[コメント] 花と嵐とギャング(1961/日)
しかし、全体の出番の尺としては高倉が主人公で、鶴田は脇役レベルに思える。もっとも、出番は少なくても、神出鬼没に登場し、要所を締める鶴田も、美味しい役ではある。
女優としては、小宮光江と新井茂子の2人がヒロイン級の扱い。いずれも目立つ良い役だが、小宮は鶴田の妹で高倉の妻、という姐さん役で、押し出しも良く、この人をもっと見たいと思わせる活躍ぶりだ。高倉と会話しながら部屋のカーテンを閉めていき、ベッドに誘うシーンがいい。照れ顔の高倉。あるいは、小宮が江原真二郎と曽根晴美を銀行強盗の仲間に誘う場面は、大した貫禄だ。ちなみに、本作の曽根(ウィスパーという役名)も、とても目立つ。よく動く表情の演出がいいからだ。

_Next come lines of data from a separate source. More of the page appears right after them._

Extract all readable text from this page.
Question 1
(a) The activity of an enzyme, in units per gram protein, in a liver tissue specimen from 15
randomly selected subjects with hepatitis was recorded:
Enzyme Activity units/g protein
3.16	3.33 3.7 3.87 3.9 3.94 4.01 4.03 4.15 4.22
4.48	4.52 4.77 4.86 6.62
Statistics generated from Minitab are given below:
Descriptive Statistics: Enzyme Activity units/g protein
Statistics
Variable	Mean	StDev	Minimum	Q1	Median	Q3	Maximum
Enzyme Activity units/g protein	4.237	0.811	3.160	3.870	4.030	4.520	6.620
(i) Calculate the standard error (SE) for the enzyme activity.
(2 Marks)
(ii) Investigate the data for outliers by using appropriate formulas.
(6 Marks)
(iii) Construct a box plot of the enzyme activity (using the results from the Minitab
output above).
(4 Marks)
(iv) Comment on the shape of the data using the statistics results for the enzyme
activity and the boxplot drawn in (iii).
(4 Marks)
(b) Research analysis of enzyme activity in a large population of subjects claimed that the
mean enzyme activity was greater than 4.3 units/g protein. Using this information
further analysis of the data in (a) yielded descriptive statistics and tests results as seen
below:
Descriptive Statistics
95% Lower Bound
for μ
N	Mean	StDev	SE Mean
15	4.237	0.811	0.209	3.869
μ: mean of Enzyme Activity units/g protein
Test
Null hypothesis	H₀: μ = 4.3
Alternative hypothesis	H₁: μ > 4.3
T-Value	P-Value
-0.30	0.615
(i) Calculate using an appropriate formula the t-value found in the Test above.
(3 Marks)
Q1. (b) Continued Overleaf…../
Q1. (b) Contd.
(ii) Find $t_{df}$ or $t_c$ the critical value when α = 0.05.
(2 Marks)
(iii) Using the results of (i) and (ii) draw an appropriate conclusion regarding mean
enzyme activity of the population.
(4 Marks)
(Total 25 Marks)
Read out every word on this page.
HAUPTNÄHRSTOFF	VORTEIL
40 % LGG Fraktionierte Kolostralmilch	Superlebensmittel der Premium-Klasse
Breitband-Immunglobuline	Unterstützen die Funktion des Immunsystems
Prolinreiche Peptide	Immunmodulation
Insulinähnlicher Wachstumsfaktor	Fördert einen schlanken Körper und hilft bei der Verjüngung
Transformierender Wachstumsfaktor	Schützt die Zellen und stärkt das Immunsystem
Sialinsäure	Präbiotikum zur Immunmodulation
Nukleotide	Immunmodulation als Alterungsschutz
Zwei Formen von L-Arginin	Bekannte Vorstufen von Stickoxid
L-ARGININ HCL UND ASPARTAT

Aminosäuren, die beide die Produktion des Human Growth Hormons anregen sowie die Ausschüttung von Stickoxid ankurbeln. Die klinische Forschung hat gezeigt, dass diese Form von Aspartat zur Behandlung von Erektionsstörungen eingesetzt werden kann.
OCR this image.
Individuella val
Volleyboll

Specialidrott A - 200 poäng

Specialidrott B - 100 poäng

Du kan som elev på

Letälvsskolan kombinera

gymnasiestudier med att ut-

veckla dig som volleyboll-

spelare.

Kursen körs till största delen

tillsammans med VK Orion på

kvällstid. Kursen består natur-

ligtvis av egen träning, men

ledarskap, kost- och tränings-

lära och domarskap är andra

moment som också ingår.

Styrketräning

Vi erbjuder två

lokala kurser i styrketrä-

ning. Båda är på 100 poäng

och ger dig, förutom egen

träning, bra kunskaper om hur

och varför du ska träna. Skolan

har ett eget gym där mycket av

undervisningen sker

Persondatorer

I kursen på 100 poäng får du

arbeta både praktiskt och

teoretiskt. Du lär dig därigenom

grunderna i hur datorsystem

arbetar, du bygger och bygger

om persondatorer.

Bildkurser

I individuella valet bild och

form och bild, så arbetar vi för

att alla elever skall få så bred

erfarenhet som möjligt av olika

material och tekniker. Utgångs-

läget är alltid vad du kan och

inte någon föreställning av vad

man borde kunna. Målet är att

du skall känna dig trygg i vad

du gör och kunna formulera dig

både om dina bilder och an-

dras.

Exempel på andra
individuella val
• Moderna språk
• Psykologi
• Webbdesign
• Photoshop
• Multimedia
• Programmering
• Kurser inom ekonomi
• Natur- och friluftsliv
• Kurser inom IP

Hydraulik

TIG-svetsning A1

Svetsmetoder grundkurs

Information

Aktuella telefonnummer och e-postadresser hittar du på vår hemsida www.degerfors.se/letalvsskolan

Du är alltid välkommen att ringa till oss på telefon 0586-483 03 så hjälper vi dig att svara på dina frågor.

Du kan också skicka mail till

銀行強盗シーンもミニマルだが、タイトに見せる。直前に土砂降りになるという展開も良く、何よりも、銀行前の通りと行内の空間をムダなく見せ、あっという間に強盗シーンにケリをつける演出の早さがいい。空間描写で云えば、神戸の会長-佐々木孝丸の邸の場面で、屋内の構造をちゃんと見せるのにも驚いた。階段や、庭を挟んだ浴室など。あるいは、終盤の牧場から、高原を舞台とする銃撃戦でも、高低を活かしたロングショットがよく撮れている。
カット繋ぎの演出の特徴として、人物が歩いて来てカメラに近づき、一瞬黒画面を入れ、カットを変える、という繋ぎを何度も行う。新東宝時代からの石井輝男の得意技でもあるが、ちょっとやり過ぎのように感じる。口を尖らす新井茂子から、同じような表情の小川守(鶴田の弟役)へのマッチカットなんかは、才気走ったカッティングだが。
#備忘でその他の配役等を記述します。
・小宮のバーの壁には、シナトラの大きなポスターが貼ってあり、何度も映る。小川守が命じられて、河川敷で殺そうとする相手は、潮健児。鶴田、小宮、小川の母親は清川虹子。普通の母親ではない。大姉御という感じ。高倉が刑務所にいる間に幹部になっていたツンパ(役名)は、沖竜次。銀行強盗シーンで、行内にいる客の中に八名信夫がいる。横浜港?ヨットの場面で、鶴田の女として謎の外人女性が、こゝだけ出てくる。後半に殺し屋として出てくる男たちの中に、山本鱗一。